Figure 9 is a graph confirming the mRNA expression levels of tbx21, gata3, and foxp3 in mesenteric lymph nodes of CHC mice by qPCR.

As shown in Figure 9, the mRNA expression of gata3, a Th2 marker, and foxp3, a Treg marker, was significantly decreased in the mesenteric lymph nodes of CHC mice, and there was no significant change in the mRNA expression of tbx21, a Th1 marker.

In addition, to confirm the relationship between CHC and inflammation-related serum cytokines, pro-inflammatory cytokines and anti-inflammatory cytokines, TNF-α, IL-1β, and IL-1, were detected in the serum of CHC mice and normal mice (CON). 6, The mRNA expression levels of IL-17, IL-4, IL-10, and IFN-γ were confirmed using the Bio-Rad Bio-Plex® assay (Bio-Rad, Hercules, USA).

Figures 10-16 show the mRNA expression levels of TNF-α, IL-1β, IL-6, IL-17, IL-4, IL-10, and IFN-γ in the serum of CHC mice and normal mice (CON), respectively, using qPCR. This is a graph confirmed by .

As shown in Figures 10-16, administration of captopril did not significantly affect the mRNA expression levels of inflammatory cytokines TNF-α, IL-17, IL-4, IL-10, and IFN-γ. Meanwhile, the mRNA expression levels of IL-1β and IL-6 were significantly increased in CHC mice compared to normal controls (CON).

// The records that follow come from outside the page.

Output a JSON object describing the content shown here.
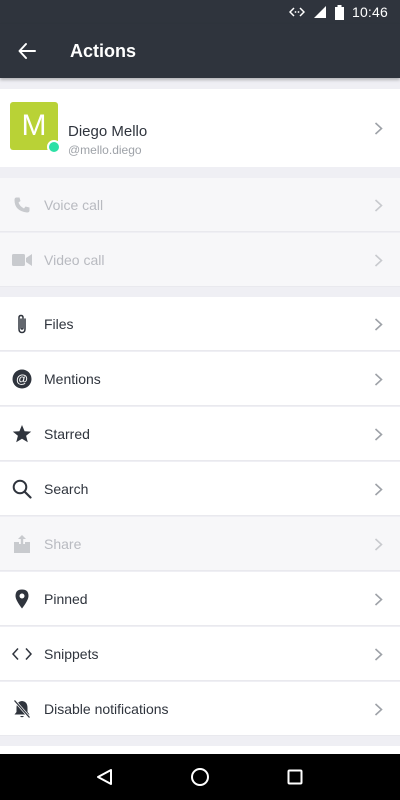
{
  "status_bar": {
    "time": "10:46",
    "icons": [
      "data-sync-icon",
      "signal-icon",
      "battery-icon"
    ]
  },
  "app_bar": {
    "title": "Actions",
    "back_icon": "arrow-left-icon"
  },
  "profile": {
    "avatar_letter": "M",
    "avatar_color": "#b9d236",
    "status_color": "#2de0a5",
    "name": "Diego Mello",
    "username": "@mello.diego"
  },
  "actions": [
    {
      "label": "Voice call",
      "icon": "phone-icon",
      "enabled": false
    },
    {
      "label": "Video call",
      "icon": "video-camera-icon",
      "enabled": false
    },
    {
      "label": "Files",
      "icon": "paperclip-icon",
      "enabled": true
    },
    {
      "label": "Mentions",
      "icon": "at-sign-icon",
      "enabled": true
    },
    {
      "label": "Starred",
      "icon": "star-icon",
      "enabled": true
    },
    {
      "label": "Search",
      "icon": "search-icon",
      "enabled": true
    },
    {
      "label": "Share",
      "icon": "share-icon",
      "enabled": false
    },
    {
      "label": "Pinned",
      "icon": "pin-icon",
      "enabled": true
    },
    {
      "label": "Snippets",
      "icon": "code-icon",
      "enabled": true
    },
    {
      "label": "Disable notifications",
      "icon": "bell-off-icon",
      "enabled": true
    }
  ],
  "nav_bar": {
    "icons": [
      "nav-back-icon",
      "nav-home-icon",
      "nav-recents-icon"
    ]
  },
  "colors": {
    "header": "#2f343d",
    "background": "#efeff4",
    "text": "#2f343d",
    "disabled_text": "#b8bac0",
    "secondary_text": "#9ea2a8"
  }
}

In addition, to determine whether captopril, an angiotensin-converting enzyme inhibitor, affects the level of serum angiotensin II, circulating levels of angiotensin II in serum were measured in CHC mice and normal mice (CON) using enzyme immunoassay (EIA). Measured. Specifically, mice were sacrificed and whole blood was collected by cardiac puncture. Serum was separated from whole blood and stored at -80°C until analysis was performed. The level of serum angiotensin II was measured in stored blood using an Angiotensin II EIA kit according to the manufacturer's instructions (Pheonix Pharmaceuticals, Burlingame, CA, USA). n=8-10 in each group.

Figure 17 is a graph showing circulating levels of serum angiotensin II in CHC mice and normal mice (CON).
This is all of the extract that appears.